Not All that Glitters is Gold: Challenges and Potential Roadblocks
However, the BRI also presents a host of challenges to foreign countries. For one thing, foreign companies still do not have nearly the same level access to Chinese markets that China has to foreign markets. For example, China and the EU do not have a bilateral investment treaty, so most of the current BRI investment projects are mainly funded by Chinese state-owned banks or regional banks, rather than multilateral banks, like the Asian Infrastructure Investment Bank (AIIB) or the Asian Development Bank (ADB) or international investors. Regardless of whether this is due to China’s enduring protectionist stance or its overcapacity in production, third parties like the US and EU may stand little to gain from BRI investment projects, while China will majorly benefit from each project. In terms of absolute gains, both parties win, but in terms of relative gains, China benefits much more.
Additionally, as third party countries eagerly compete for access to Chinese markets and investment in certain projects, China may exploit this competition and make deals only with countries that will give China relative freedom on projects and percentages on return. The ultimate concern of this ‘checkbook diplomacy’ is that it will pit countries against each other and lead to a slippery slope of compromising with China more and more until all or the majority of deals made will almost solely benefit China.
A Double-edged Blessing or an Ambiguous Curse?

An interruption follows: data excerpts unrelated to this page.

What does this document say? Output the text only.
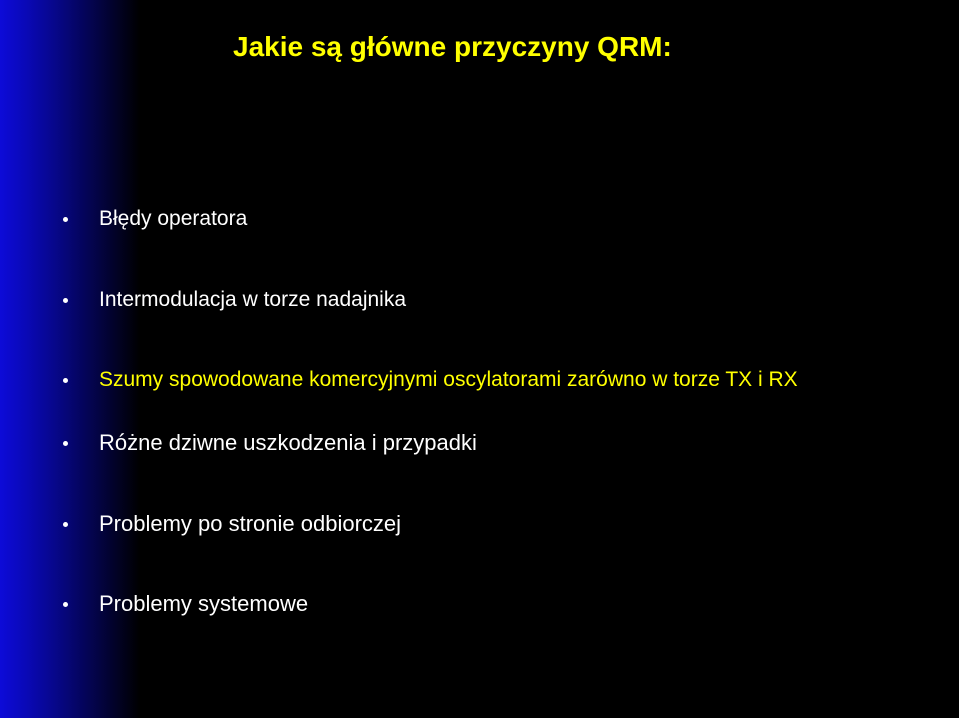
Jakie są główne przyczyny QRM:
Błędy operatora
Intermodulacja w torze nadajnika
Szumy spowodowane komercyjnymi oscylatorami zarówno w torze TX i RX
Różne dziwne uszkodzenia i przypadki
Problemy po stronie odbiorczej
Problemy systemowe
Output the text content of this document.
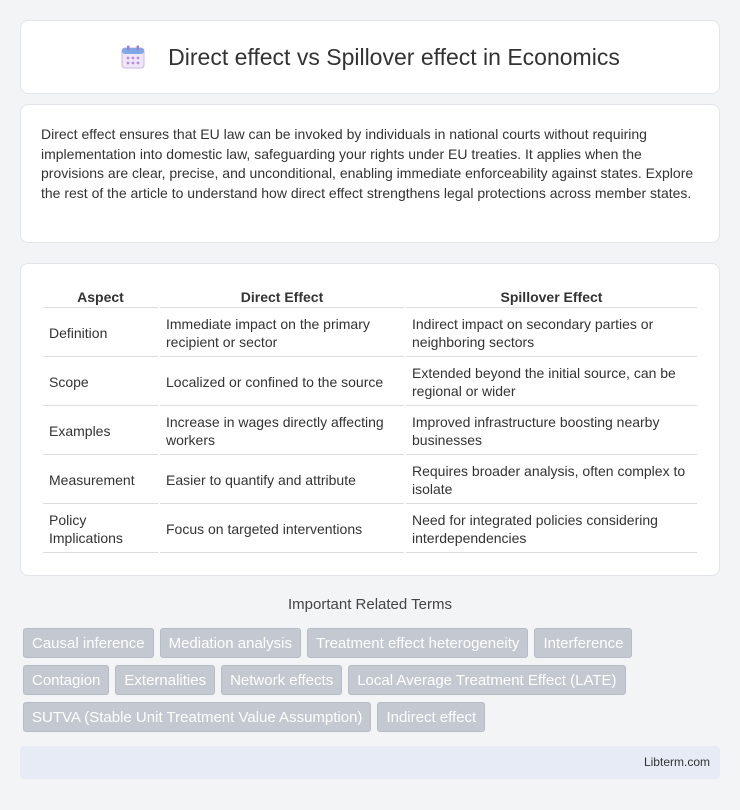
Direct effect vs Spillover effect in Economics

Direct effect ensures that EU law can be invoked by individuals in national courts without requiring implementation into domestic law, safeguarding your rights under EU treaties. It applies when the provisions are clear, precise, and unconditional, enabling immediate enforceability against states. Explore the rest of the article to understand how direct effect strengthens legal protections across member states.

Aspect	Direct Effect	Spillover Effect
Definition	Immediate impact on the primary recipient or sector	Indirect impact on secondary parties or neighboring sectors
Scope	Localized or confined to the source	Extended beyond the initial source, can be regional or wider
Examples	Increase in wages directly affecting workers	Improved infrastructure boosting nearby businesses
Measurement	Easier to quantify and attribute	Requires broader analysis, often complex to isolate
Policy Implications	Focus on targeted interventions	Need for integrated policies considering interdependencies
Important Related Terms
Causal inference	Mediation analysis	Treatment effect heterogeneity	Interference
Contagion	Externalities	Network effects	Local Average Treatment Effect (LATE)
SUTVA (Stable Unit Treatment Value Assumption)	Indirect effect
Libterm.com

Still in its initial stages, the BRI has potential to be either an economic boon that increases international collaboration or a destructive force that exacerbates existing tensions. Given the current turmoil in Europe, the effects of the BRI in Europe are of particular note. On one hand, it has created business opportunities through investment and improved infrastructure, presented a means to further the EU economic agenda and provided a channel to influence Chinese policy decisions. On the other, BRI projects seem unfairly beneficial to China, may threaten EU cohesion and violate EU business standards. Already, the EU has positioned itself as less than friendly toward large, international companies. Considering the latest tax fines against Apple and Amazon, it seems almost impossible that Europe will embrace China’s massive venture. However, as the Chinese seem determined to continue with the initiative, the future nature of Sino-European relations will be determined by how the EU responds to its current situation and we will have to wait and see what the outcome will be.
The views expressed by the author do not necessarily reflect those of the Glimpse from the Globe staff, editors or governors.